Following its sister series B European, Québécitude is mixing fictional elements to reality, so as to compose discursive visuals, far away from the stereotypical image of black people. The approach also is to reject the touristy imagery to portray the province of Quebec. In fact, the photographs are the result of a real intrusion into the intimacy of the inhabitants of Quebec (garden, toilets, etc.) and a re-visit of common spaces (La Montagne, with Québécitude V), so as to fit the narrative.
The term Québécitude, used by the Quebecois Intelligentsia, is a fusion of the words “Québec” and “Négritude”. It is to describe the linguistic, political, intellectual and cultural resistance of the province of Quebec, surrounded by an overwhelming Anglophone world. The people of Quebec made up the term Québécitude in comparison with the situation of the people of the Black Diaspora, resisting Western hegemony.
Inevitably, Québécitude is a tribute to Aimé Césaire and Léopold Sédar Senghor, co-founders of Négritude¹.

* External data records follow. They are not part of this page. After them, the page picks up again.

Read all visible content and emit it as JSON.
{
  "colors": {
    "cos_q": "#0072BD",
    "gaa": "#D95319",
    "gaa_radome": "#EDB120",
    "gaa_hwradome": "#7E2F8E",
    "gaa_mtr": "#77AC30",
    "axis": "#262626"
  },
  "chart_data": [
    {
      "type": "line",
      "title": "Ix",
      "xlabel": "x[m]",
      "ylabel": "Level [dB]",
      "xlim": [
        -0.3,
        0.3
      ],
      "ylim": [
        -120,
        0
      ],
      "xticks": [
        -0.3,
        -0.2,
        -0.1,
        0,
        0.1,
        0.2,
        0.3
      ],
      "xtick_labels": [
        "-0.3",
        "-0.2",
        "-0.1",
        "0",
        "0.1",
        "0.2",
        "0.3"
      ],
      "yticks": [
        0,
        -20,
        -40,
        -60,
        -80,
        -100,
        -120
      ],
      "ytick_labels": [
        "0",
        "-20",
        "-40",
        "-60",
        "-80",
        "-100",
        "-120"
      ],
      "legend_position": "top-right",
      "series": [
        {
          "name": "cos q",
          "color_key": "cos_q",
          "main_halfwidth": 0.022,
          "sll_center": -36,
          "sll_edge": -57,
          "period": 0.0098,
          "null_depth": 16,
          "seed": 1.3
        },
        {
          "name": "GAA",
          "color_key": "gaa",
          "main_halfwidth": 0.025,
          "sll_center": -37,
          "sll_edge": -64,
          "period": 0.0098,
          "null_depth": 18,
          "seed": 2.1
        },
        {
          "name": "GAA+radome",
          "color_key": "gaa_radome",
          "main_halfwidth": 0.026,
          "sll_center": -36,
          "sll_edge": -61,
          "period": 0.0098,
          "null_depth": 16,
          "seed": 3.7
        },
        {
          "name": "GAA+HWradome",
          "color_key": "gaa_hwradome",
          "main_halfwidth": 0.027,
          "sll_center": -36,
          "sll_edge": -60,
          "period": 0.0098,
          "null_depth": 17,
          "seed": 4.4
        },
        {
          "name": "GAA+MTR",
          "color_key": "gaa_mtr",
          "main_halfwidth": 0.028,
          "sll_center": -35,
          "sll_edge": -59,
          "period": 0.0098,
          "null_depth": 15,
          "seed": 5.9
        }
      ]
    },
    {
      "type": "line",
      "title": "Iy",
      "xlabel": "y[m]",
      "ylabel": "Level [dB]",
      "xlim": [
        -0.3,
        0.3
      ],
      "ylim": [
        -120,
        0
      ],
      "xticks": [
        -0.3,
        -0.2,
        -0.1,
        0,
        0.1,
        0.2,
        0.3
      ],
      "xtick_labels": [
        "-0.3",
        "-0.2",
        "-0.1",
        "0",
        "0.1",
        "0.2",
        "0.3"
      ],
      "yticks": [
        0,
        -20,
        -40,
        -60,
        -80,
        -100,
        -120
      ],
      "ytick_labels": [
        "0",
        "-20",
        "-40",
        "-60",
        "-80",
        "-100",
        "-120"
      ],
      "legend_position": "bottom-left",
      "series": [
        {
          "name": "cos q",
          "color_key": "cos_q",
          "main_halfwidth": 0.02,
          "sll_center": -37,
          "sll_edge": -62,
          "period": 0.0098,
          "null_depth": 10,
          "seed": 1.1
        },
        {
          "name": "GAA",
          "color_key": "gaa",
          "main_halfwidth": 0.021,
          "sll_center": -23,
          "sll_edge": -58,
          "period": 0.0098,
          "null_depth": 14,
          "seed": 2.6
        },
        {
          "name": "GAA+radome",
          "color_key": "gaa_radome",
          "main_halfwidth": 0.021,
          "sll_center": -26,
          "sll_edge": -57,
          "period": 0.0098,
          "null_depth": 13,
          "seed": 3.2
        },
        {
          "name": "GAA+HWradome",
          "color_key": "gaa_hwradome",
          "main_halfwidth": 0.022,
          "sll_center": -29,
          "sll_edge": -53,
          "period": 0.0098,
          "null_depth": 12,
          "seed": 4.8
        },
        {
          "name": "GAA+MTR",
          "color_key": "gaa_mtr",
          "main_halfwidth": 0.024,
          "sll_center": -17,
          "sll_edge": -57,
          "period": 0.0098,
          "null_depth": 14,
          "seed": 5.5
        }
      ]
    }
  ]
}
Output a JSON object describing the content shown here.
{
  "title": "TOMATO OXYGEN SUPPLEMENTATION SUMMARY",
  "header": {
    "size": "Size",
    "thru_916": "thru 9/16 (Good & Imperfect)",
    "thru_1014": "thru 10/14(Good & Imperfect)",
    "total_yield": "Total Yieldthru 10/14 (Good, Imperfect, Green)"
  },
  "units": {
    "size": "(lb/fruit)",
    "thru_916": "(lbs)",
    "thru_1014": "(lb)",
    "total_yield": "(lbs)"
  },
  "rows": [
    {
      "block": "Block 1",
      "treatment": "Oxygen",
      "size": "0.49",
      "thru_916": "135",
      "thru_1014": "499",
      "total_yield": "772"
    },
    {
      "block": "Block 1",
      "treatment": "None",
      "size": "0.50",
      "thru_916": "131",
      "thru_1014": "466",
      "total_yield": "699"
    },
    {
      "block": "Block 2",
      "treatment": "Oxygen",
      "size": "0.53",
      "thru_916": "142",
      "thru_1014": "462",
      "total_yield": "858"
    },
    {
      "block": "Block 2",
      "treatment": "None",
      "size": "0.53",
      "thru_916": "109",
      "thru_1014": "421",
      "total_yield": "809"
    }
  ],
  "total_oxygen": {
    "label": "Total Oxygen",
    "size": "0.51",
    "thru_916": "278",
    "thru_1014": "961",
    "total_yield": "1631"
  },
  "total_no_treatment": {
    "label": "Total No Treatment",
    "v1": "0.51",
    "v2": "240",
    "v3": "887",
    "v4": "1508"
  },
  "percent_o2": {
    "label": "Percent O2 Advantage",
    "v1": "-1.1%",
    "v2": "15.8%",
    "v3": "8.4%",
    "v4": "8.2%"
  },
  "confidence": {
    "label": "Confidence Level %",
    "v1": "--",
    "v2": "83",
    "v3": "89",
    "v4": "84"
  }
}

In working on Québécitude, I have tried to comprehend the cultural discontent of Quebec. Through a fictional character from the Black Diaspora (self-portraits), I have tried to revisit the term starting at its root. For Négritude is at the source of the neologism Québécitude, I thought it would be interesting to stress the contrast between what could have been at the time, the battle of numerous black intellectuals through Négritude and today’s situation of the people of the Diaspora who, although aware of their background, do no longer necessarily feel the need to claim or seek the Negritude.
Their concern, today, is to explore other cultures, other territories, without necessarily looking for the exclusive interaction with the black community. They are settled everywhere on the globe. They fit perfectly into their adoptive nation, as shown in Québécitude II, in which the character reflects on the various countries she lived in, or even the imaginary cousin with the Quebecois accent of Québécitude III. This ability to adapt - a kind of liberation, allow them to observe in turn, other worlds which are going through their own cultural affirmation, their own Négritude.
The first piece of Québécitude recalls some historical events: a French note displayed on the wall of a living room, at the size of a painting, gives me the starting point of this series. Is it there in response to the green note (Canadian dollar) which features the Queen of England? The anecdote lead us directly to the current political situation of Quebec, that keeps all the people from Quebec, involved. I wanted to understand better how the feelings of the French speaking community and draw a parallel with the situation of descendants from the Black Diaspora.
Québécitude is influenced by various references, which I owe to my friends and professionals, through whom I am still discovering Quebec. My chance was to discover the work of invaluable people like the late filmmaker Claude Jutra and the Haitian born writer Dany Laferrière, whom have inspired me greatly.
Québécitude V is an invitation to reflect on Laferrière’s comment on the term “Antilles”, which I cite. Perhaps similar comments could be made out the term “Quebec”. I invite all the people of Quebec to reflect on…
¹ Césaire’s first published text, the poem “Nègreries” prefigures Négritude in his forceful, affirmative use of the stigmatised term “Nègre” which refuses the assimilation of blacks into French society in favour of “emancipation”. First used by Césaire in his 1939 poem “Cahier d’un retour au pays natal” (Notebook of a Return to My Native Land), Négritude refers to a collective identity of the African diaspora born of a common historico-cultural experience of subjugation.